HOME > Economia

Petrobras reafirma política de preços para evitar repasses da alta internacional

Estatal mantém estratégia de amortecer impactos externos mesmo com disparada do petróleo causada por tensões no Oriente Médio

Logo da Petrobras no Rio de Janeiro 05/06/2025 REUTERS/Ricardo Moraes (Foto: Reuters)

247 - A Petrobras reafirmou sua política de preços de combustíveis e sinalizou que continuará evitando o repasse imediato das oscilações do mercado internacional ao consumidor brasileiro, mesmo diante da alta do petróleo impulsionada por conflitos no Oriente Médio. A medida busca reduzir os efeitos da volatilidade externa nos preços internos e manter ajustes sem periodicidade definida.

A informação foi divulgada pelo jornal O Globo, com base em comunicado oficial enviado pela estatal à Comissão de Valores Mobiliários (CVM). No documento, a companhia destacou que segue sua estratégia comercial mesmo em um cenário de forte elevação das cotações internacionais.

Segundo a Petrobras, a política atual — formalizada em maio de 2023 — prevê que os reajustes não acompanhem automaticamente as variações externas. No comunicado, a empresa afirma: “Os reajustes de preços continuam sendo feitos sem periodicidade definida, evitando o repasse para os preços internos da volatilidade conjuntural das cotações internacionais e da taxa de câmbio, conforme prática usual da Petrobras que considera as suas melhores condições de refino e logística. Quando necessários, os reajustes são realizados com base em análises técnicas e em linha com a governança da Companhia”.
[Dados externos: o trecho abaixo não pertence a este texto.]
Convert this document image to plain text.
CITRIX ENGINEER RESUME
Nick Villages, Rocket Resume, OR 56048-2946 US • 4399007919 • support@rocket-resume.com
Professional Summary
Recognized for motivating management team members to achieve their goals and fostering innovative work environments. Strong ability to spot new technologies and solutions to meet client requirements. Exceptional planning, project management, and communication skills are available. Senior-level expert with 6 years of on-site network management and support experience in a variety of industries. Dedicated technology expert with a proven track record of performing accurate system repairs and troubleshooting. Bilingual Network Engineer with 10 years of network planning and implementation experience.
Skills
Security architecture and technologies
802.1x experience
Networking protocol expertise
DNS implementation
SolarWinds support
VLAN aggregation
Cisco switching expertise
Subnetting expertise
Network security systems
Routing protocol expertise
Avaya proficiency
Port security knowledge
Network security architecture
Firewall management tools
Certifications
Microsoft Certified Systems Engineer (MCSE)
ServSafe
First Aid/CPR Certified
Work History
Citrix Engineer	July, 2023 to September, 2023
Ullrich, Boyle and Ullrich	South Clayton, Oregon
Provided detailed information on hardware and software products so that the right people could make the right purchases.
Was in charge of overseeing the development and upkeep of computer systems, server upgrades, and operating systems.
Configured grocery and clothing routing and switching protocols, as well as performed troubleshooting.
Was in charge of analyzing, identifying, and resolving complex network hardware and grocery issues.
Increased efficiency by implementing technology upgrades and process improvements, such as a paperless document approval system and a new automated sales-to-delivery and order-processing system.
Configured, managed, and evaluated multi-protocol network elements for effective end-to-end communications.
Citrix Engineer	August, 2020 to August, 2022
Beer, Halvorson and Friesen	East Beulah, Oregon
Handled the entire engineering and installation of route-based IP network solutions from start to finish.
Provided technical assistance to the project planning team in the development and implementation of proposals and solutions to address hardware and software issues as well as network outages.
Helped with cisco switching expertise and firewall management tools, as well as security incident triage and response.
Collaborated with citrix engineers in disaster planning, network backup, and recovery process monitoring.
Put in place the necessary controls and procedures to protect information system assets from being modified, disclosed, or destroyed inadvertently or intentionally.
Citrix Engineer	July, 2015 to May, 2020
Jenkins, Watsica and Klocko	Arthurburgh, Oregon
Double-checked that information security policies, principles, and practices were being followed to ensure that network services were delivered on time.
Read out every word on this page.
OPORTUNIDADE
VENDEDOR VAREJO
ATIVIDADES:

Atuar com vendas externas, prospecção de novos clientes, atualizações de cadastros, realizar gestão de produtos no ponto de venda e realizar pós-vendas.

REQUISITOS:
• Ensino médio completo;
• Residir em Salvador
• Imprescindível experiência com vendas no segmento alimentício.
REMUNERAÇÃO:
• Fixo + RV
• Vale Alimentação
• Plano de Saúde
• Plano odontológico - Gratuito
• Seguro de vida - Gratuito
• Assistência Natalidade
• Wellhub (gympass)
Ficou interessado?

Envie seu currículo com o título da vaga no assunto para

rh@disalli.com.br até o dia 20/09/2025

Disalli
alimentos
Essa diretriz foi uma das promessas defendidas pelo presidente Luiz Inácio Lula da Silva durante a campanha eleitoral de 2022, quando propôs “abrasileirar” os preços dos combustíveis, reduzindo a dependência direta das referências internacionais.

O posicionamento da estatal também responde a questionamentos feitos pela CVM após a publicação de uma reportagem do site Brazil Journal, que apontava uma possível defasagem entre os preços praticados pela Petrobras nas refinarias e os valores internacionais.

Essa diferença tende a crescer em momentos de alta do petróleo, já que a política da empresa evita repassar imediatamente essas variações ao mercado interno. Nesse contexto, os preços domésticos podem ficar abaixo dos praticados no exterior, o que levanta discussões sobre possíveis impactos financeiros para a companhia.

Apesar disso, a Petrobras afirmou no comunicado que não “reconhece” as estimativas de defasagem divulgadas por analistas e empresas do setor. A estatal reforçou que suas decisões são baseadas em critérios técnicos e alinhadas à sua estratégia comercial e de governança.